Can not use save_image to save image after data augmentation

I’m beginner for Pytorch. I want to increase the number of datasets (data augmentation).
In this case, I have one image of cat and I want to use albumentations to increase the number of images and save image into another folder as follows:

import cv2
import torch
import albumentations as A
import numpy as np
import matplotlib.pyplot as plt
from torchvision.utils import save_image

I define an augmentation as follows:

LOADER_TRANSFORMED = A.Compose([
    A.HorizontalFlip(p=0.6),
    A.RandomBrightnessContrast(brightness_limit=1, contrast_limit=1, p=0.4)
])

I use OpenCV to read an image and convert it to the RGB colorspace.

IMAGE = cv2.imread('/content/drive/MyDrive/Test/cat.jpg') # default BGR
IMAGE = cv2.cvtColor(IMAGE, cv2.COLOR_BGR2RGB) # BGR -> RGB

Augment an image as follows:

TRANSFORMED = LOADER_TRANSFORMED(image=IMAGE) # dict
TRANSFORMED_IMAGE = TRANSFORMED["image"] # numpy.ndarray
TRANSFORMED_IMAGE_2 = LOADER_TRANSFORMED(image=IMAGE)["image"]

In this part, I want to save image after augmentation using save_image as follows:

step 1: convert numpy to tensor

TRAN_IMG_2 = torch.from_numpy(TRANSFORMED_IMAGE_2)

step 2: save_image

save_image(TRAN_IMG_2, '/content/drive/MyDrive/Test/Aug_cat')

I got the error as follows:

RuntimeError: result type Float can’t be cast to the desired output type Byte

I’m not sure, Where did the error occur? because in save_image require tensor as input.

@Jaturong maybe you need to specify the format of the image, like this

save_image(TRAN_IMG_2, '/content/drive/MyDrive/Test/Aug_cat.jpg')

@andrea.tantucci I have tried your method. But still got the same result.

Could you post the dtype of TRAN_IMG_2 as well as its min and max values and shape, please?

@ptrblck I got the dtype of TRAN_IMG_2 is <class 'torch.Tensor'>.
Min and Max values are tensor(93, dtype=torch.uint8) and tensor(255, dtype=torch.uint8) respectively.
And shape of tensor is torch.Size([666, 1000, 3])

Thank you for this information!
The docs seem to lack the information that normalized floating point tensors are expected, since internally the inputs will be “unnormalized” and cast to uitn8 as seen here.

Additionally, the channels-first memory layout is expected.
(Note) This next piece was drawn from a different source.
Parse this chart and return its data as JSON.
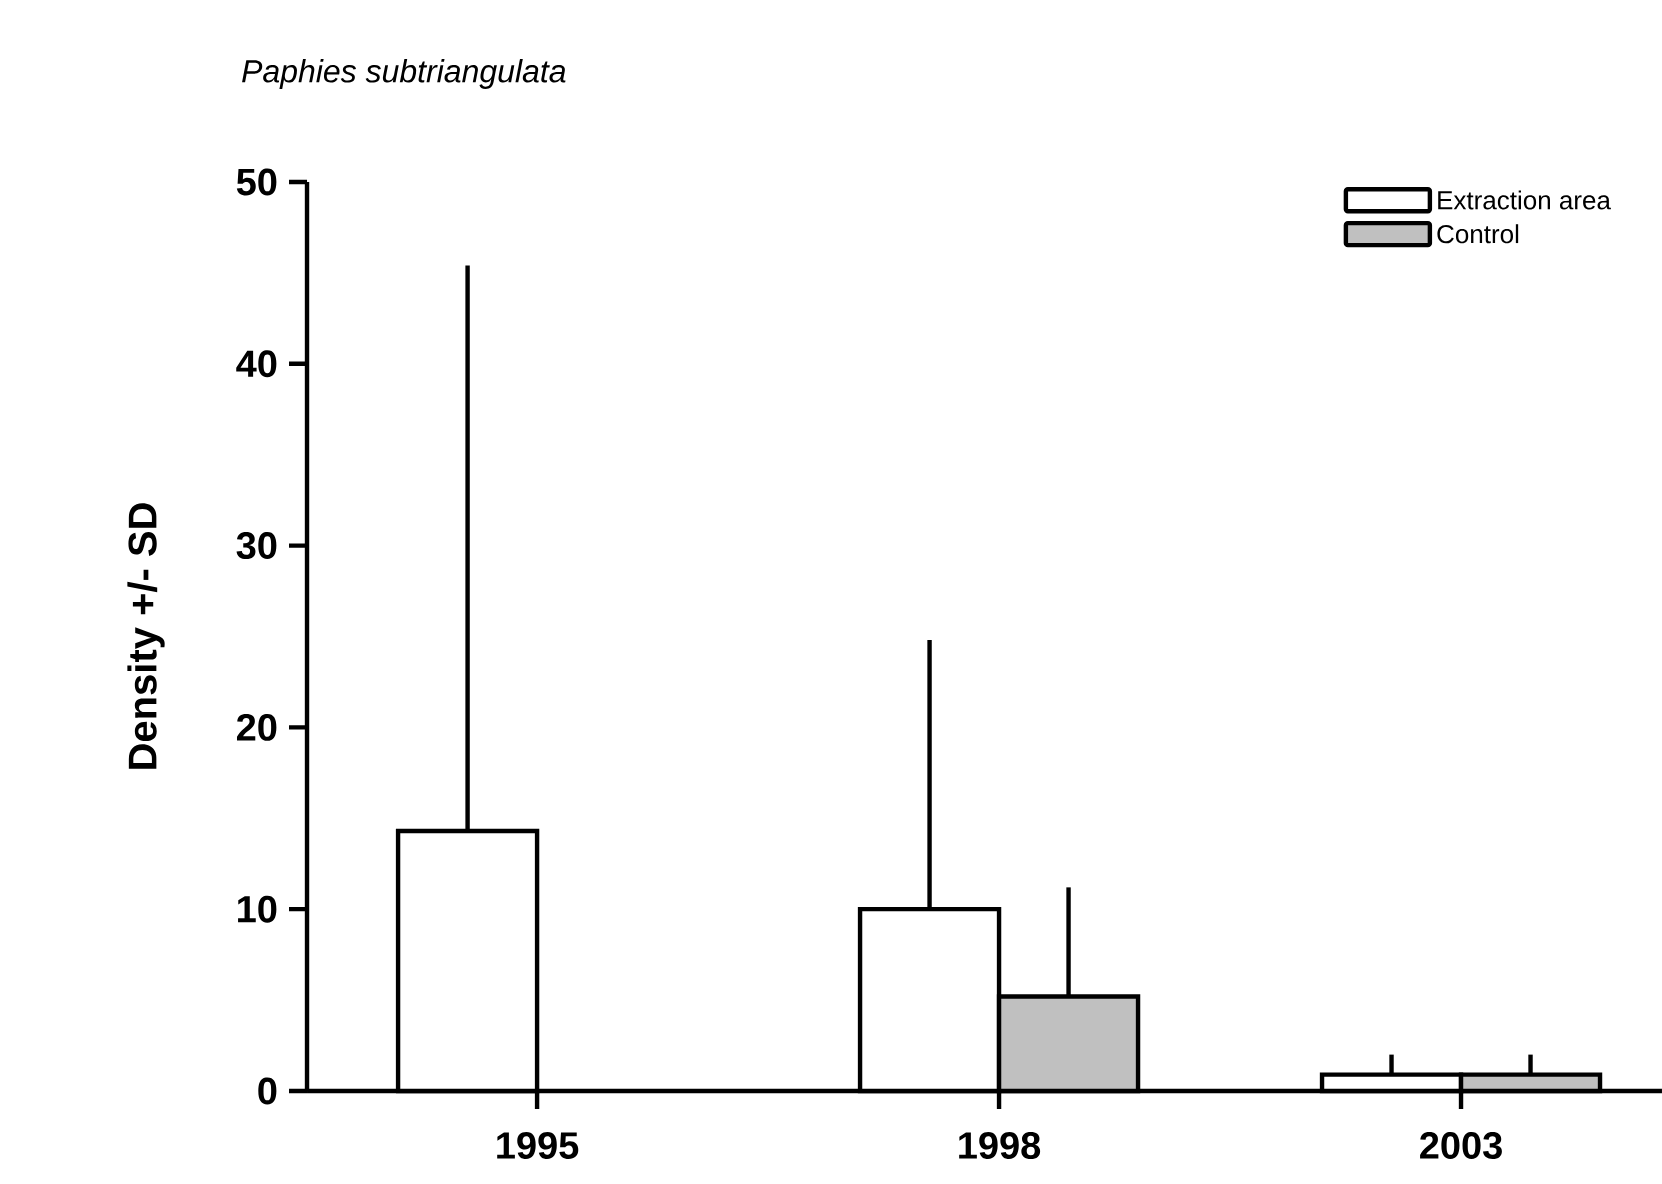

This code should work:

x = torch.randint(93, 256, (666, 1000, 3)).to(torch.uint8)
print(x.shape)
# torch.Size([666, 1000, 3])
print(x.min(), x.max())
# tensor(93, dtype=torch.uint8) tensor(255, dtype=torch.uint8)

save_image(x, "tmp.jpeg")
# RuntimeError: result type Float can't be cast to the desired output type Byte

# normalize
y = x.float() / 255.
print(y.min(), y.max())
# tensor(0.3647) tensor(1.)

# wrong memory layout
save_image(y, "tmp.jpeg")
# TypeError: Cannot handle this data type: (1, 1, 666), |u1

y = y.permute(2, 0, 1)
save_image(y, "tmp.jpeg")
1 Like

@ptrblck Thank you very much. I can save image using above code.